Starting at the age of 11, A.M. endured three years of coerced sexual servitude to a pedophile who gained access to her through Omegle. It started when a nearly 40-year-old man quickly gained her trust and procured naked photos and videos of A.M. and used blackmail to secure more. For three years, he forced her to continuously engage in sexual performances for him and his friends at his beck and call, and also dispatched her back onto Omegle to recruit other children for him to abuse.
In 2021, Carrie Goldberg and Naomi Leeds of C.A. Goldberg, PLLC and Barb Long of Vogt & Long PC filed the lawsuit in the District of Oregon against Omegle.com LLC for violating product liability and sex trafficking laws.
The experimental lawsuit made groundbreaking new case law in two areas: product liability and trafficking. It’s one of the few cases in history against an online service provider where plaintiffs overcame Section 230 defenses. The theory, first advanced by us in a 2014 case and then again in the 2017 case Herrick v Grindr, rested on the idea that Omegle’s fundamental product defects made the harm to our client foreseeable. In this case, the defect was its random pairing of adults and children – conduct by the platform that was independent of and preceded any user-to-user content. Additionally, we created new case law in trafficking, contending that Omegle was not just the beneficiary of the predator’s trafficking conduct, but that Omegle itself was a trafficking venture. As a venture, we successfully argued, Omegle need not have specific knowledge of the predator’s use of its platform. Rather, it was enough to plead that Omegle knew that this type of abuse was ubiquitous and that Omegle was deriving revenue from it.
While Omegle shutting down forever is a victory in itself, another monumental win is the very last sentence in the goodbye written by the platform’s founder and posted on Omegle.com: “I thank A.M. for opening my eyes to the human toll of Omegle.” It then links to our lawsuit filed in 2021 so everybody can read it for themselves.
While it was a huge decision to settle the case without a trial, the cessation of Omegle was our client’s greatest hope all along.
This strikes us as a historic and creative resolution as Omegle has finally ended its 15-year reign of torment, and justice has been served.

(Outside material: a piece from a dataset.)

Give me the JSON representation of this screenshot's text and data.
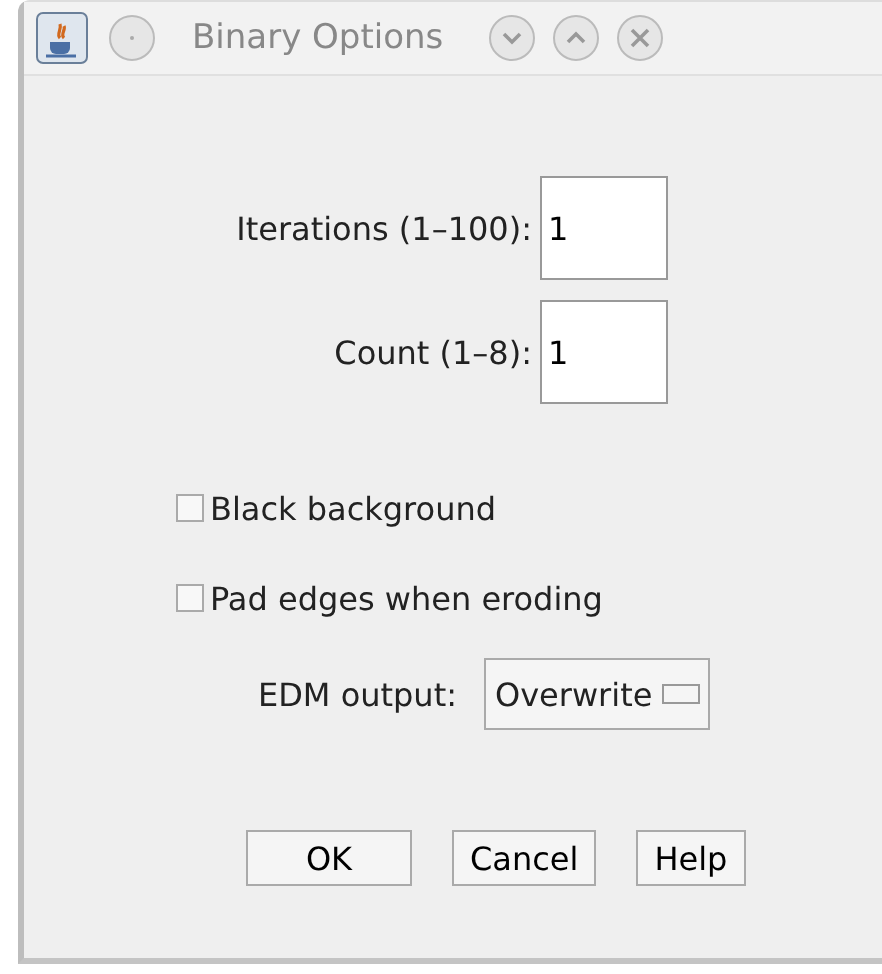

We’re so very proud of the work we’ve done, our refusal to listen to the naysayers who doubted our Section 230 theories, and for the strength and courage of A.M. In every way this is a case about perseverance.
The legal team was comprised of Carrie A. Goldberg, Esq. and Naomi Leeds of C.A. Goldberg, PLLC and Barb Long of Long Law PC.
Our fight against big tech is not over, and our work continues.